Medicare and Medicaid are both also awful but generally for different reasons. They are government entities so you can imagine how pleasant they are to work with. They still have deals with manufacturers that are almost always to the manufacturers benefit and very confusing but are more above board more or less because it's directly from the government. You also get weird stuff like instead of prior-authorization you may get an audit afterwards that decides if what you actually did was justified and then you get paid or not paid accordingly. Miss a new rule that requires you to document X required thing? Guess your practice or department is in the red. With private insurance you can at least try and adjust in advance.
The bigger problem is that they are often below cost. You'll have to forgive me on the numbers because it's been a few years since I looked this up, but it's something like Medicaid pays .8, Medicare pays .85, and private pays 1.1-1.2 times cost.
If you have a payor mix of mostly public insurance, you go out of business or require bailouts. Hahnemann University Hospital went under a few years ago mostly because of this and that caused huge problems (it had the most residents of any health system).
This also results in some services flat out not being offered anymore in a non-emergency setting, or things like public insurance not being taken.
If you see a doctor who is willingly taking Medicaid/Medicare (usually they are taking it because they are employees of a health system and the system takes it, often because of government funding or legal requirements) that means they are deliberately taking a pay cut to help people (which happens a lot because of martyr complexes) or have some way they are abusing the system (which can actually be legal and fairly harmless but isn't always).
The cost for prescription drugs is reasonably knowable and often knowable with respect to how your insurance covers them.
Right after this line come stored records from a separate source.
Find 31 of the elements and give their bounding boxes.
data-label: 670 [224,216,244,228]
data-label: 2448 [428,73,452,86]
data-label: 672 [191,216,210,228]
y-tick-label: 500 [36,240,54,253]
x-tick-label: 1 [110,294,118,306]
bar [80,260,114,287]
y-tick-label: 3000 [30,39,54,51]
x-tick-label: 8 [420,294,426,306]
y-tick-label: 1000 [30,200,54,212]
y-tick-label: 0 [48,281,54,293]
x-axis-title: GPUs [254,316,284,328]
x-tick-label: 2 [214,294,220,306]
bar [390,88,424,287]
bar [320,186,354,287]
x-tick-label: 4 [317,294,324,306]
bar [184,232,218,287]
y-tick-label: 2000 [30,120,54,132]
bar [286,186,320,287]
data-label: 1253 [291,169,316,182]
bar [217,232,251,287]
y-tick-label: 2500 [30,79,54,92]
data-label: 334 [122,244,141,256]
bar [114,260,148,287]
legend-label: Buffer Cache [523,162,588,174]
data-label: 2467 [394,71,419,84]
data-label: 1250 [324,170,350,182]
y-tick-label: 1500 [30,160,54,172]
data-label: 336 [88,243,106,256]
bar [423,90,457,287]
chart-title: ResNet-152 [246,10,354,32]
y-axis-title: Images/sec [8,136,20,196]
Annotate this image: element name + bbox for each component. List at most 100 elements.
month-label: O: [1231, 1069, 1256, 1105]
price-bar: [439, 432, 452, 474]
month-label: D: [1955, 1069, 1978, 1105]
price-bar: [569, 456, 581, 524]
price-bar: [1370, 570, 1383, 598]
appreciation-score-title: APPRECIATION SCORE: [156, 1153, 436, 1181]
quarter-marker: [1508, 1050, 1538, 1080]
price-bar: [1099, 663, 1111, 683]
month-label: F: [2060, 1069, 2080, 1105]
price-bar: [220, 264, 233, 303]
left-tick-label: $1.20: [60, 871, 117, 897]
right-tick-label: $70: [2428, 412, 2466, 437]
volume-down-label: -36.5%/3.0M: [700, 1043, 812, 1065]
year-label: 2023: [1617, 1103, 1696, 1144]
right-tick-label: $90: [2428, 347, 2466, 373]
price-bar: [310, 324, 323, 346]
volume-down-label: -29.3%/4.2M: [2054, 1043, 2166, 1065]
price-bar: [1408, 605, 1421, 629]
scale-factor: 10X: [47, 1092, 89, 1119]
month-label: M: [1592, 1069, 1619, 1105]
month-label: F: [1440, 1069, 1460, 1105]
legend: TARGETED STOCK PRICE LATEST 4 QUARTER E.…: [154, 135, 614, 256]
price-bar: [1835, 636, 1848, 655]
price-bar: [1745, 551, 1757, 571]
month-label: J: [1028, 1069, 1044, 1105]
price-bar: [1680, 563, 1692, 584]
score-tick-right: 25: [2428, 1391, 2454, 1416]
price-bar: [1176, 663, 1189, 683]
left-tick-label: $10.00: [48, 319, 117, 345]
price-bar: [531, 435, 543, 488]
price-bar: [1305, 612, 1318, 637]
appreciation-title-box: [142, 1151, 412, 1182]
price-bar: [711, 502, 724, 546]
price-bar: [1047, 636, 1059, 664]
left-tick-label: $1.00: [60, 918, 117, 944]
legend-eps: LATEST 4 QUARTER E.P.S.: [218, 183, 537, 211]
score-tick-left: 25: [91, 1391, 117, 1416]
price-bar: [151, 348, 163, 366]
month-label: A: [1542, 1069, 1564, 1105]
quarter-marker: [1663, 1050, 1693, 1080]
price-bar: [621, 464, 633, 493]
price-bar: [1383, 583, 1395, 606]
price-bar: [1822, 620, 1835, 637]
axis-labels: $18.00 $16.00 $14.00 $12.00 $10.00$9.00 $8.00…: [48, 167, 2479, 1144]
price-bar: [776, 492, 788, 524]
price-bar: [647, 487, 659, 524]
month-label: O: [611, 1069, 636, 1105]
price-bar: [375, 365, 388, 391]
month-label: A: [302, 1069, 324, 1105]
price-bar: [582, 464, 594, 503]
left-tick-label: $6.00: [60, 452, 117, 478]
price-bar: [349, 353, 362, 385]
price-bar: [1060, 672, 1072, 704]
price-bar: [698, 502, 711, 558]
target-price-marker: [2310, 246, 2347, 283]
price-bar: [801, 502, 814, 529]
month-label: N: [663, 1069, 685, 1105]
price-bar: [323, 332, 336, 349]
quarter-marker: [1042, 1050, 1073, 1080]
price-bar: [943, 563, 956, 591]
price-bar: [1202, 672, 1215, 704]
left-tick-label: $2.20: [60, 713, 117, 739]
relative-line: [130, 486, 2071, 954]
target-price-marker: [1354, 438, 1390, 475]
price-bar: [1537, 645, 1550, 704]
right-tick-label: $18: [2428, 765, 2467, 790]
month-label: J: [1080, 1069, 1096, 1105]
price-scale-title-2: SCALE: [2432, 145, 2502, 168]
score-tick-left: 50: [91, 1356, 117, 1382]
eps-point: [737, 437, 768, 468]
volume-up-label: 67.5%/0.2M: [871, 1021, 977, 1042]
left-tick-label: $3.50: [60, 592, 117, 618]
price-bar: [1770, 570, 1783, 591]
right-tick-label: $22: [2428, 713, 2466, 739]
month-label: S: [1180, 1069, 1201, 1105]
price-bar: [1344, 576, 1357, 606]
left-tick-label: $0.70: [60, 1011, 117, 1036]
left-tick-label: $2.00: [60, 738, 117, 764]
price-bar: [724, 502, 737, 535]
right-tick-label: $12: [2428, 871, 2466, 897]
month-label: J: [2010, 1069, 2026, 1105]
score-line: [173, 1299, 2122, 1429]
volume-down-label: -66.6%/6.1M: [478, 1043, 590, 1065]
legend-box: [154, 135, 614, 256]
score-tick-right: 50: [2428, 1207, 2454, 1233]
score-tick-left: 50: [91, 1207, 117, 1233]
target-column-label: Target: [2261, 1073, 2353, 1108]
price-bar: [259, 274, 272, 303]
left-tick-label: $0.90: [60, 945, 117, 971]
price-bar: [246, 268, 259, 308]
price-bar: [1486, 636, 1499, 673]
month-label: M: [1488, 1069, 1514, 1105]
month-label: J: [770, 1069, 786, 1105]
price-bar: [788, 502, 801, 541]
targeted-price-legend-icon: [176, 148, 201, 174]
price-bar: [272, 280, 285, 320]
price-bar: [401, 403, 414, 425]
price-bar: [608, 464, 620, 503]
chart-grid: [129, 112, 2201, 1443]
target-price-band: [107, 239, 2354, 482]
We choose with this information in mind and generally involve patients in shared decision making if such a thing is applicable for that clinical situation.
When you come to my office for an office visit I do not know in advance what I will bill for, because that depends on what you tell me. I can't tell you that in advance. No information is available beforehand. It is also not relevant because I will either have a cash pay fee schedule or you will pay a copay or other fee depending on your insurance. Both the cash pay fee schedule and copay/coinsurance exist independent of whatever billing codes I use and what value is being assigned to them.
For hospital based care, which is what we spent most of this conversation talking about, PATIENTS CANNOT MAKE DECISIONS BASED OFF OF PRICES.
The price and cost are not what the patient pays.
Thank you for affirming my belief that Americans cannot be trusted to reform healthcare in a sensible way.
Over the course of this conversation it's moved around a bit, it's been both price as in cost and price as in charge, although he also added reimbursed rate at some point. In the situation we are talking about (planned procedures covered by insurance) neither of those numbers matter to the patient and the price as in charge is pretty firmly unrelated to the reimbursed rate as well as the price as in cost (since determining the actual cost is hideously complicated in the hospital and rarely relevant given it poorly related to what private and public insurers actually pay). The numbers are pretty much all made up as part of some weird dance between the hospital, government, and insurance. This is suboptimal but is the current state.
Hospital finances typically involve extracting as much money from the few parts of healthcare delivery that are actually profitable so that you can fund unprofitable portions of the hospital. Naively this sounds bad but when you consider things like the fact that the ED loses money because a sizable portion of the care it delivers is functionally free (the uninsured who can't pay)...well the alternative is worse because it involves people with no insurance or unknown insurance status just dying instead.